Gingerbread Banoffee Pie
Serves 6 people
120mins Prep
2 hours 15mins Cook
Add a bit of spice to your Banoffee Pie with our limited edition Gingerbread Caramel Dessert Sauce.
By Barker's
Ingredients
Dulce de Leche
- 1 can Condensed Milk
Filling
- 1 cup Barker's Gingerbread Caramel Dessert Sauce
- 1 cup Barker's Dulce de leche Milk Caramel
- 2 Large bananas
Base
- 15 Digestive biscuits, crushed
- 30 g White sugar
- 1 tsp Vanilla extract
Whipped Cream
- 2 cups Cold thickened cream
- 1/4 cup Icing sugar
- 1 tsp Vanilla extract
Method
- To make Dulce de Leche, pour condensed milk in a pie dish, cover loosely with aluminium foil and bake it in a hot water bath at 177C. Bake until it has thickened and caramelised, about 2 hours. Halfway, add more hot water if some of it has evaporated.

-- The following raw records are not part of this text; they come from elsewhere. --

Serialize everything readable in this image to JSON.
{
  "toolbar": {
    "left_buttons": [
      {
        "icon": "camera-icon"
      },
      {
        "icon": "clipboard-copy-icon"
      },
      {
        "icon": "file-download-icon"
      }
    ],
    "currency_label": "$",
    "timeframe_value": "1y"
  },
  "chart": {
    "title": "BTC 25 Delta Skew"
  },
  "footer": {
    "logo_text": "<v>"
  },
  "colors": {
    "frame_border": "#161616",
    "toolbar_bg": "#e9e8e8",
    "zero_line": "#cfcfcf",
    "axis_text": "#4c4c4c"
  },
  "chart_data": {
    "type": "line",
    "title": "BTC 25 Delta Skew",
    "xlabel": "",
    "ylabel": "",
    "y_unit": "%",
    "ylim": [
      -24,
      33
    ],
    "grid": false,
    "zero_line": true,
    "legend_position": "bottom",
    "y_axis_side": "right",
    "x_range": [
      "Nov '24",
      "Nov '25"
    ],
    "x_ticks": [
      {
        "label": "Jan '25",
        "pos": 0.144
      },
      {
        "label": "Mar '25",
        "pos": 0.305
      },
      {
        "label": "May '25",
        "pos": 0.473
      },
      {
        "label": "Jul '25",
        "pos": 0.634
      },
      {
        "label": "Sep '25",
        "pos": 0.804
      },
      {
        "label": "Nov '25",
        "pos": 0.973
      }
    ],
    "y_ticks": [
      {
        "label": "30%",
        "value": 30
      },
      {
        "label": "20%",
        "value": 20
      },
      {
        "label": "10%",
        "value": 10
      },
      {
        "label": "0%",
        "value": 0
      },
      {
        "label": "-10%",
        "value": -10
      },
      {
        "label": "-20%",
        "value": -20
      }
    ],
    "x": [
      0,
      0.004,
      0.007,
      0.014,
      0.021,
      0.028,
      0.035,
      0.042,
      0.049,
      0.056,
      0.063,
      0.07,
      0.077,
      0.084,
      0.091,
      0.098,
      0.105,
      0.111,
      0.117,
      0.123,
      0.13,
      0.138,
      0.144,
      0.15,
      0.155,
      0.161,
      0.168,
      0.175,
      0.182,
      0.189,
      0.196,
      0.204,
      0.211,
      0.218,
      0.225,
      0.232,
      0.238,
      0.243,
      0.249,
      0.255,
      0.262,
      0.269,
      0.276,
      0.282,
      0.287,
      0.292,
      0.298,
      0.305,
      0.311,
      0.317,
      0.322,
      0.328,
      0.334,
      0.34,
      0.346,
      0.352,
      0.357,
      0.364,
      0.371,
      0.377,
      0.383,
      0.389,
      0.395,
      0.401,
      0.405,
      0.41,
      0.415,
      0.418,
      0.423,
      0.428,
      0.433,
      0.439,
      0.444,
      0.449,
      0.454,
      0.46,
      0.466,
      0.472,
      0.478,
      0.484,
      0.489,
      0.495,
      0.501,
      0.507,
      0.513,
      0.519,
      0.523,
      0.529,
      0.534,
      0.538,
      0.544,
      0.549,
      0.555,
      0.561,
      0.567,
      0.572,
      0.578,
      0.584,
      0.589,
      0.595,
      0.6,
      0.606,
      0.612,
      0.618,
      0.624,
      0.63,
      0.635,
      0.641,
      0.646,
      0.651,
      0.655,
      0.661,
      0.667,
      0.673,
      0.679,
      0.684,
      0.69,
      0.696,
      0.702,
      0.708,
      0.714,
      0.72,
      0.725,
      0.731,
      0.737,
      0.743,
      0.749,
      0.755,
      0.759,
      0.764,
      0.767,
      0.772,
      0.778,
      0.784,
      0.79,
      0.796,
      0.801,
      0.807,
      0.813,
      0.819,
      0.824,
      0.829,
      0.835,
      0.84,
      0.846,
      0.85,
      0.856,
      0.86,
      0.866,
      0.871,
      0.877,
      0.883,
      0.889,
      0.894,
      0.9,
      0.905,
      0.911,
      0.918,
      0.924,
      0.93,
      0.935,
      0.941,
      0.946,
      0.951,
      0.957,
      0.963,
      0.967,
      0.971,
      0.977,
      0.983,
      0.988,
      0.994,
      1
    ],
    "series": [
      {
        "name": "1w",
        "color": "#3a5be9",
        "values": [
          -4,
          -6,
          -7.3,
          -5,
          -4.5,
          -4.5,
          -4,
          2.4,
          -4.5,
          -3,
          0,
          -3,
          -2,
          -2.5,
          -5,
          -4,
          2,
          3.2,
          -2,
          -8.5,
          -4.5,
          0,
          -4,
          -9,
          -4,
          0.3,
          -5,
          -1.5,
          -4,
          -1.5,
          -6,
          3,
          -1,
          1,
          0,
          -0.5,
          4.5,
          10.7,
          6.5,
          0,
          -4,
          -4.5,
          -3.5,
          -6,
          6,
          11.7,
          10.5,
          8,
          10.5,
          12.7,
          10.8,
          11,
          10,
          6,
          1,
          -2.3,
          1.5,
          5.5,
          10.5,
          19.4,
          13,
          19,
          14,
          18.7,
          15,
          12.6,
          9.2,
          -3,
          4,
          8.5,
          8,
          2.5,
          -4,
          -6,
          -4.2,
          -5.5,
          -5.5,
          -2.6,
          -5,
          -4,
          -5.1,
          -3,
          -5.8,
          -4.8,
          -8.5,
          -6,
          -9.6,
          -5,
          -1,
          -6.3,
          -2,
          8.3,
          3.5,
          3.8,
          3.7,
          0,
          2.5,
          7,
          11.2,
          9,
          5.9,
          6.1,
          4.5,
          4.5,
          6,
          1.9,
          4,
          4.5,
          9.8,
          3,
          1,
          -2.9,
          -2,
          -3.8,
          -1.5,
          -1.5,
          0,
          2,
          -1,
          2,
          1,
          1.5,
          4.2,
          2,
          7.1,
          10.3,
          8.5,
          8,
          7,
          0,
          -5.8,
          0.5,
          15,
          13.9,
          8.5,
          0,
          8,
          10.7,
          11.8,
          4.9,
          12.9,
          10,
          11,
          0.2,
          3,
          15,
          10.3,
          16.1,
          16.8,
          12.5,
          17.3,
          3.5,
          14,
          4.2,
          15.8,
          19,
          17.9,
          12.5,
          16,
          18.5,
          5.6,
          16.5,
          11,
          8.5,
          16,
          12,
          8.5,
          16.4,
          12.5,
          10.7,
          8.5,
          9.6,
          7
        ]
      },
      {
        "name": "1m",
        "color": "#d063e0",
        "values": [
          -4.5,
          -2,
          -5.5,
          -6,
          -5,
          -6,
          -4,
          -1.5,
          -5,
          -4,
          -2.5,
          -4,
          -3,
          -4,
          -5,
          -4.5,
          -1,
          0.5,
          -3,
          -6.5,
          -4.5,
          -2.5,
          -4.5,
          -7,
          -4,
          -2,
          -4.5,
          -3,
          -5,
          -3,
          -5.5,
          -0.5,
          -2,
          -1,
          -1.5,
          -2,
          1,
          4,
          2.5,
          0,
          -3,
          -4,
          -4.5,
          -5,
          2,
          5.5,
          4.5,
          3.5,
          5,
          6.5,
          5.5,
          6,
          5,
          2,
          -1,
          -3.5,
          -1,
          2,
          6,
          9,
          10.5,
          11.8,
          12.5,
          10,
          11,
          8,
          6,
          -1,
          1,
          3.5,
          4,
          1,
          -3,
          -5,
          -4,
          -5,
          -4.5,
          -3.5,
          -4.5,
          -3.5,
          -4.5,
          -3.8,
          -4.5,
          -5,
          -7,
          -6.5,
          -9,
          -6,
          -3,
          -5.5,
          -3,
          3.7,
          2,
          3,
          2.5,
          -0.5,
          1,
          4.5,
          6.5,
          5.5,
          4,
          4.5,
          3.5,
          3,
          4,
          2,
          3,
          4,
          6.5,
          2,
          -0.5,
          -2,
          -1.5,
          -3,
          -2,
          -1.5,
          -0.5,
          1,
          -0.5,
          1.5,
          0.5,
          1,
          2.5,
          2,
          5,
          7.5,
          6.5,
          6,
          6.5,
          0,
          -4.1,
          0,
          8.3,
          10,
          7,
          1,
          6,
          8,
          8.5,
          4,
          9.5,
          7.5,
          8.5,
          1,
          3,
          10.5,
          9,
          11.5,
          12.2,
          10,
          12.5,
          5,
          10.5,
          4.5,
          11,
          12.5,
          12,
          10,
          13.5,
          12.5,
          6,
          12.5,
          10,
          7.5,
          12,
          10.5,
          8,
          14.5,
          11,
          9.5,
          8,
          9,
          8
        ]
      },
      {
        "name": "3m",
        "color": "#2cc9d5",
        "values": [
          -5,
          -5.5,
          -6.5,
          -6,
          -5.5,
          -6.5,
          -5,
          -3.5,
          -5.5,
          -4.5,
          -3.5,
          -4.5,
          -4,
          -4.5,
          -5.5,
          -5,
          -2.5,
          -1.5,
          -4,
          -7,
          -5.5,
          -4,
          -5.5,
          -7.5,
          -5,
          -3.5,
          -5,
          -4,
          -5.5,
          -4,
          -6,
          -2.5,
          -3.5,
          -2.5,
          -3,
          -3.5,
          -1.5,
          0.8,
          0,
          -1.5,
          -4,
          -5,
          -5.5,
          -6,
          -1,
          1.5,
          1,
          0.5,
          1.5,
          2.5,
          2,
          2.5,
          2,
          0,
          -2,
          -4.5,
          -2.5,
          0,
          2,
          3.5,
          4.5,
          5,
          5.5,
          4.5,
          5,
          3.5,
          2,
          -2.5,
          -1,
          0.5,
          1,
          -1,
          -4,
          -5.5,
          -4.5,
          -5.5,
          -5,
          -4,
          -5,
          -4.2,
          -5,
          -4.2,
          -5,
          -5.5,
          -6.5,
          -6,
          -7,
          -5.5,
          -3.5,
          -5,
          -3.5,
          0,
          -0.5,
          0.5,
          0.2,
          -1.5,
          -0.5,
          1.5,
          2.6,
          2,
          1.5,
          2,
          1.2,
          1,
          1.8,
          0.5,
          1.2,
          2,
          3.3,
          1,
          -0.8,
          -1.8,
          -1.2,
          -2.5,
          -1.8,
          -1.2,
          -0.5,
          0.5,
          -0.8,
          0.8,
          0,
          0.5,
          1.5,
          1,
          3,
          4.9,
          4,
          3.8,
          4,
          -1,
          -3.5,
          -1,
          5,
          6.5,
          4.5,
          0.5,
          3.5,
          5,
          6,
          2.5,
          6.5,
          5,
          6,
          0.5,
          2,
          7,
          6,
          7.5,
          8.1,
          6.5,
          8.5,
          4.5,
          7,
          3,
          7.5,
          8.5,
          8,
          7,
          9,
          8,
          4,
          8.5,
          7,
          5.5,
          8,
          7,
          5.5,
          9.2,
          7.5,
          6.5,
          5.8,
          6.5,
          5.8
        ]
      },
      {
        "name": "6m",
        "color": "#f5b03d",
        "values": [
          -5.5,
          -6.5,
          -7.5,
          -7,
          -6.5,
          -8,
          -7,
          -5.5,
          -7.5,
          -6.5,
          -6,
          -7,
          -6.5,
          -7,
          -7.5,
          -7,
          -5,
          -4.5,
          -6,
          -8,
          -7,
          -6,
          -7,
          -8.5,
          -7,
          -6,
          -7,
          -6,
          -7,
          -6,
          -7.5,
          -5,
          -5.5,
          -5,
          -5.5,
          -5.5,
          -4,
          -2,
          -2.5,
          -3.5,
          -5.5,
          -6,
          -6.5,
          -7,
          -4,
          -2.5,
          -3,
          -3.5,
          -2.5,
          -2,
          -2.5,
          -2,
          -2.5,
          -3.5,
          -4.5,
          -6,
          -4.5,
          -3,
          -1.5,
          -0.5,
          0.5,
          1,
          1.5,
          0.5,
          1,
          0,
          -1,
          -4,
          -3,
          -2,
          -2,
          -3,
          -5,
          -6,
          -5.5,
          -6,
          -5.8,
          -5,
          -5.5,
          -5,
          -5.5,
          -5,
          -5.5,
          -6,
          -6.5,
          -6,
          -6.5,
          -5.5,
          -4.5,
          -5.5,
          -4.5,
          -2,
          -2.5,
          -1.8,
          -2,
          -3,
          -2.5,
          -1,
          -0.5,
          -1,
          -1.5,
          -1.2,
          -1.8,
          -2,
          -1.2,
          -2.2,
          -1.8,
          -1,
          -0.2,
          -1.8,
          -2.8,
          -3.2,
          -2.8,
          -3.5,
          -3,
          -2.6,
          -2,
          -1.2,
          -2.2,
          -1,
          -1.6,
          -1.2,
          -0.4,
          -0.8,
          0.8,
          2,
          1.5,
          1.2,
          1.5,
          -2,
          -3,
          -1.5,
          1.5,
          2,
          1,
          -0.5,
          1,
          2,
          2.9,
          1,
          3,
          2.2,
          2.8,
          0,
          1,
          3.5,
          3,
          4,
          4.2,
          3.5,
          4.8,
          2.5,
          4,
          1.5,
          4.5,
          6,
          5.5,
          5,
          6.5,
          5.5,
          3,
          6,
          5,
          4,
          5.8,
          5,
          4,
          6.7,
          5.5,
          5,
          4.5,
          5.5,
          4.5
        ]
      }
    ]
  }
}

- Preheat the oven to 175°C.
- For the base, combine digestive biscuits, white sugar, butter and mix. Press the mixture into a baking pan to make a compact crust. Bake for 15 minutes and cool.
- For the whipped cream, whip all the ingredients together until medium peaks form.
- Once the base is cool, mix Gingerbread Caramel Sauce with Dulce de Leche and spread on top.
- Top with sliced bananas.
- Top with whipped cream.
- Refrigerate pie for 2 hours. To serve, add more Gingerbread Caramel Sauce. Enjoy!